A summary of this committee meeting is not yet available.

Meeting report


18 September 2003

Chairperson: Dr R Davies (ANC)

Discussed documents:

National Gambling Bill [B48-2003]
Gamblers Anonymous Gauteng Intergroup submission Part 1
Gamblers Anonymous Gauteng Intergroup submission Part 2
Phumelela Gaming and Leisure submission
Phumelela Gaming and Leisure presentation
National and Provincial Gambling Boards comments
National and Provincial Gambling Boards presentation
Jockey Club of Southern Africa submission
Cape CMS (PTY) LTD presentation
Cape CMS (PTY) LTD comment

Other documents handed out:
South African Council of Churches submission
Zonwabise Resort Holdings submission
National Council on Problem Gambling (Gamhelp)

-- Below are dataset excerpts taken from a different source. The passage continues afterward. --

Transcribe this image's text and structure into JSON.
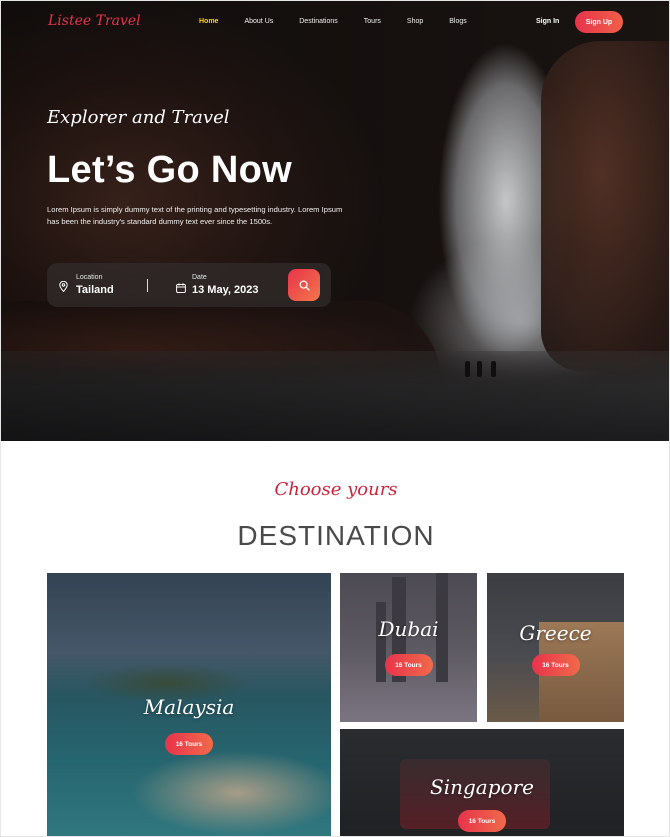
{
  "nav": {
    "logo": "Listee Travel",
    "items": [
      {
        "label": "Home",
        "active": true
      },
      {
        "label": "About Us",
        "active": false
      },
      {
        "label": "Destinations",
        "active": false
      },
      {
        "label": "Tours",
        "active": false
      },
      {
        "label": "Shop",
        "active": false
      },
      {
        "label": "Blogs",
        "active": false
      }
    ],
    "signin": "Sign In",
    "signup": "Sign Up"
  },
  "hero": {
    "tagline": "Explorer and Travel",
    "headline": "Let’s Go Now",
    "description": "Lorem Ipsum is simply dummy text of the printing and typesetting industry. Lorem Ipsum has been the industry's standard dummy text ever since the 1500s.",
    "search": {
      "location_label": "Location",
      "location_value": "Tailand",
      "date_label": "Date",
      "date_value": "13 May, 2023",
      "search_icon": "search-icon"
    }
  },
  "section": {
    "subtitle": "Choose yours",
    "title": "DESTINATION"
  },
  "destinations": [
    {
      "name": "Malaysia",
      "tours": "16 Tours"
    },
    {
      "name": "Dubai",
      "tours": "16 Tours"
    },
    {
      "name": "Greece",
      "tours": "16 Tours"
    },
    {
      "name": "Singapore",
      "tours": "16 Tours"
    }
  ],
  "colors": {
    "accent": "#e8334b",
    "nav_active": "#ffd21f",
    "title_text": "#4a4a4a"
  }
}
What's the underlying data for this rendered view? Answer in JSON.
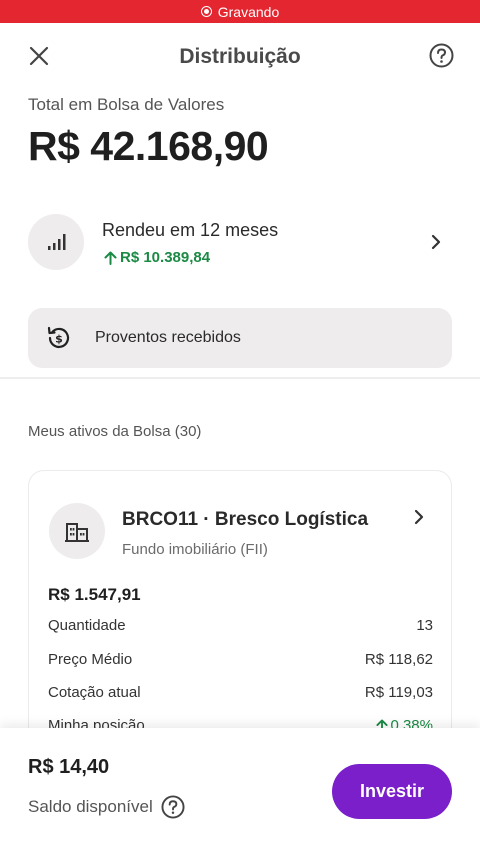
{
  "status_bar": {
    "recording_label": "Gravando"
  },
  "header": {
    "title": "Distribuição"
  },
  "summary": {
    "total_label": "Total em Bolsa de Valores",
    "total_value": "R$ 42.168,90"
  },
  "yield": {
    "title": "Rendeu em 12 meses",
    "value": "R$ 10.389,84",
    "color": "#1a8a44"
  },
  "proventos": {
    "label": "Proventos recebidos"
  },
  "assets": {
    "title": "Meus ativos da Bolsa (30)",
    "items": [
      {
        "name": "BRCO11 · Bresco Logística",
        "type": "Fundo imobiliário (FII)",
        "total": "R$ 1.547,91",
        "rows": [
          {
            "label": "Quantidade",
            "value": "13"
          },
          {
            "label": "Preço Médio",
            "value": "R$ 118,62"
          },
          {
            "label": "Cotação atual",
            "value": "R$ 119,03"
          },
          {
            "label": "Minha posição",
            "value": "0,38%"
          }
        ]
      }
    ]
  },
  "footer": {
    "balance_value": "R$ 14,40",
    "balance_label": "Saldo disponível",
    "invest_label": "Investir",
    "accent": "#7a1fc9"
  },
  "icons": [
    "close-icon",
    "help-icon",
    "signal-bars-icon",
    "chevron-right-icon",
    "dollar-history-icon",
    "building-icon",
    "arrow-up-icon"
  ]
}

Oral submissions were made by representatives of Gamblers Anonymous Gauteng Intergroup, Phumelela Gaming and Leisure (on behalf of the horse racing and betting section of the gambling industry), provincial gambling boards, the Jockey Club of Southern Africa and Cape CMS. Written submissions were received from the SA Council of Churches, Zonwabise Resort Holdings and the National Council on Problem Gambling. Key issues that were raised included access control to casinos, the negative impact the Bill on job losses and decreased revenue, and the state of black empowerment in the gambling industry. Committee members expressed grave concern about the social impact of gambling, particularly in relation to the proposed rollout of Limited Payout Machines (LPMs).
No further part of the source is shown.